Thursday, August 17, 2006

“Wild Spaces” in Western Culture and Churches

(In “Ethical Metaphors” I hinted that the metaphors of the liturgy are ethical in direction, but in order to have converting torque in the assembly’s life they need deepening attention to the “wild spaces.”)

I’ll admit I am a contender for the liturgy—the patterned enactment of praise and prayer to the triune God around central public symbols. I will also admit that I and many who find deep meaning and formation in praying the liturgy do not consistently pay attention to God’s heart of love for life in all its forms.

Wherever I worship I am continually struck but the meagerness of the assembly’s prayers—whether or not they are “liturgical” communities. (I will say that those who are liturgical generally engage in a form of encompassing and expansive intercessions. However,...) Liturgical worship or not, the circle usually seems small: family, relatives, friends we know, and maybe our troops or hurricane victims. Seldom are there voices raised for the people caught as victims of war, poverty, genocide, AIDS, addiction, and displacement. Even more infrequent is there a voice beseeching heaven for the earth abused by human over consumption.

Liturgy as cult practice must connect with our shadow side; that is, liturgy must attend to the prophetic voice. Cultus and prophets have always been in an essential tension. Without cult, the prophets have nothing to rail against. Without prophets, the liturgical cultus becomes a wasteland of self-absorption while pretending to be worshiping in the name of God. This interdependence and interaction is what I so often find missing in much of the worship in which I participate. Either the prophet is unleashed and the liturgy dismissed, or the warm familiarity of our liturgy or “our praise and worship” is piously savored and the prophets barred at the door. I feel it is safe to say that is more the rule than the exception.

The prophet’s are the heralds of the “wild spaces.” Wild spaces are where one does not fit the white, male, Western, heterosexual, youthful, educated, able-bodied, middle-class and successful definition of “human being.” (See embedded image above.)

As an retired, aging, increasingly less able-bodied male, I am discovering that I less and less fit this mold. The parts that no longer matches the hegemonic definition is my “wild space.” I just walked up the street from Pike Place Market to my lodging in Seattle. I saw lots of people whose humanity had little overlap with the hegemonic definition. Big wild spaces! (By the way, I came across this concept in Sallie McFague’s Life Abundant--Fortress Press.) Can those wild spaces enter our attention in liturgical prayer? Will our churches find ways to pray the wild spaces?

Watch out for them! They will destabilize your status quo. Wild-spaces open windows to see Western culture from different perspectives and inviting us to reconsider it.

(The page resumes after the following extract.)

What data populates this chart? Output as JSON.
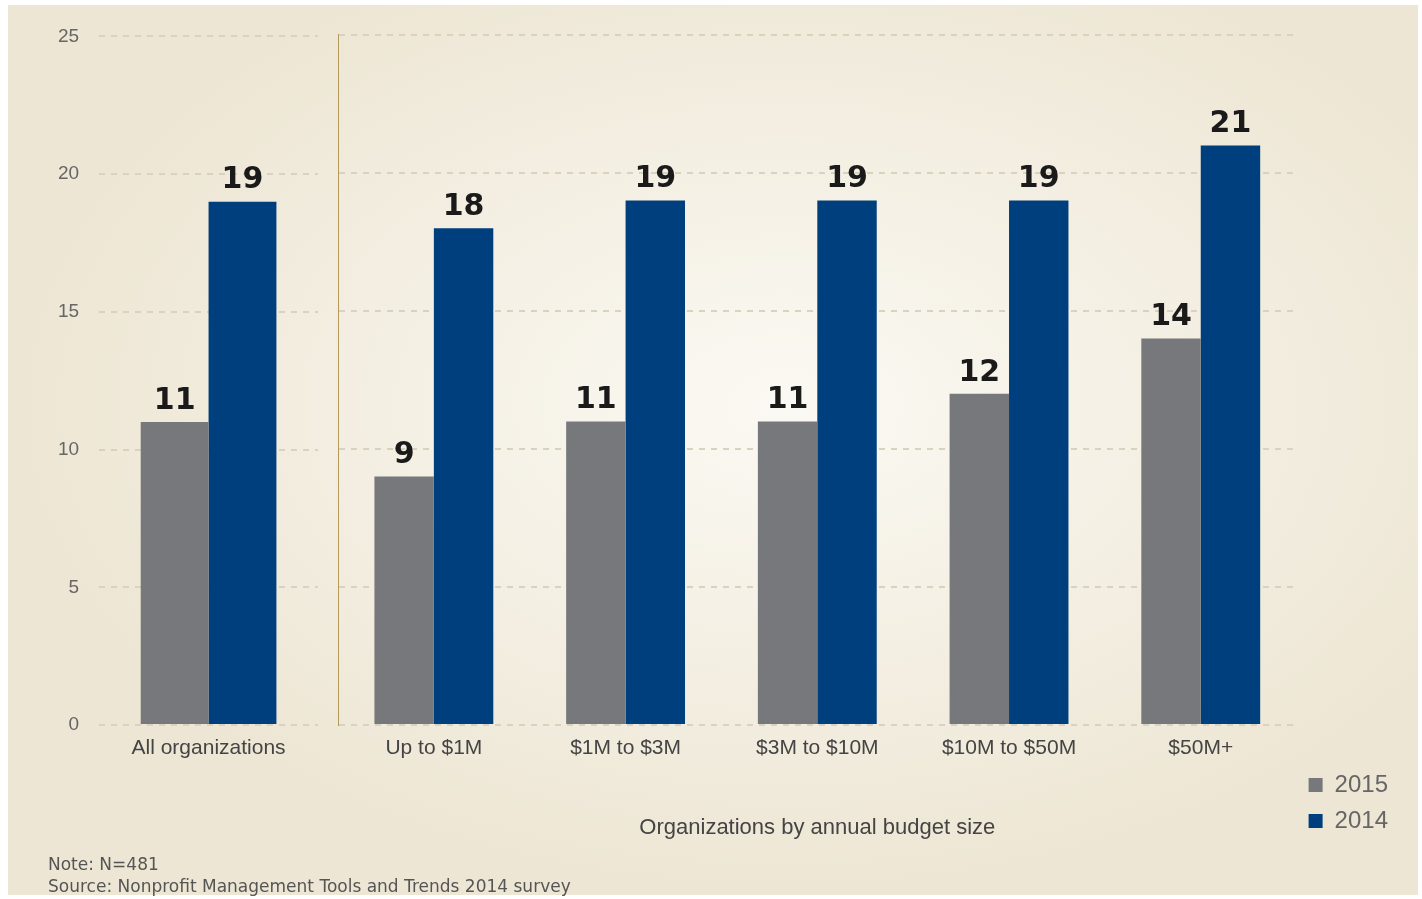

What is so much of the struggle in the North American churches and culture about? It is about God’s inclusion of the bits and pieces of being “created in the image of God” that the hegemonic definition does not include! (“No, Virginia, I am not only referring to sexual orientation!”) This struggle is concerned with the prophetic breaking in upon the coziness with which we like to tame the liturgy. The liturgy itself is not tame; indeed, I am convinced that the God who breathes it into us and empowers its enactment is wilder and more dangerous that our captive imaginations will allow. Remember Annie Dillard's comments about how worshipers act like they are arranging deck chairs on the Titanic when they should be putting on helmets and launching the life boats.

Baptism, Eucharist and Ministry, the consensus document of the World Council of Churches, summarizes this well when it says: (

E26. As it is entirely the gift of God, the eucharist brings into the present age a new reality which transforms Christians into the image of Christ and therefore makes them his effective witnesses. The eucharist is precious food for missionaries, bread and wine for pilgrims on their apostolic Journey. The eucharistic community is nourished and strengthened for confessing by word and action the Lord Jesus Christ who gave his life for the salvation of the world. As it becomes one people, sharing the meal of the one Lord, the eucharistic assembly must be concerned for gathering also those who are at present beyond its visible limits, because Christ invited to his feast all for whom he died. Insofar as Christians cannot unite in full fellowship around the same table to eat the same loaf and drink from the same cup, their missionary witness is weakened at both the individual and the corporate levels. [emphasis added]

The resistance to the salvation of God's world—this world, this whole world, this beloved world—requires that worshipers pay attention, not only to the central things, but to God’s open doors and to the wild spaces to which we tend to be blind and deaf.

How will worship around central things in your community enact God’s open doors this coming Sunday?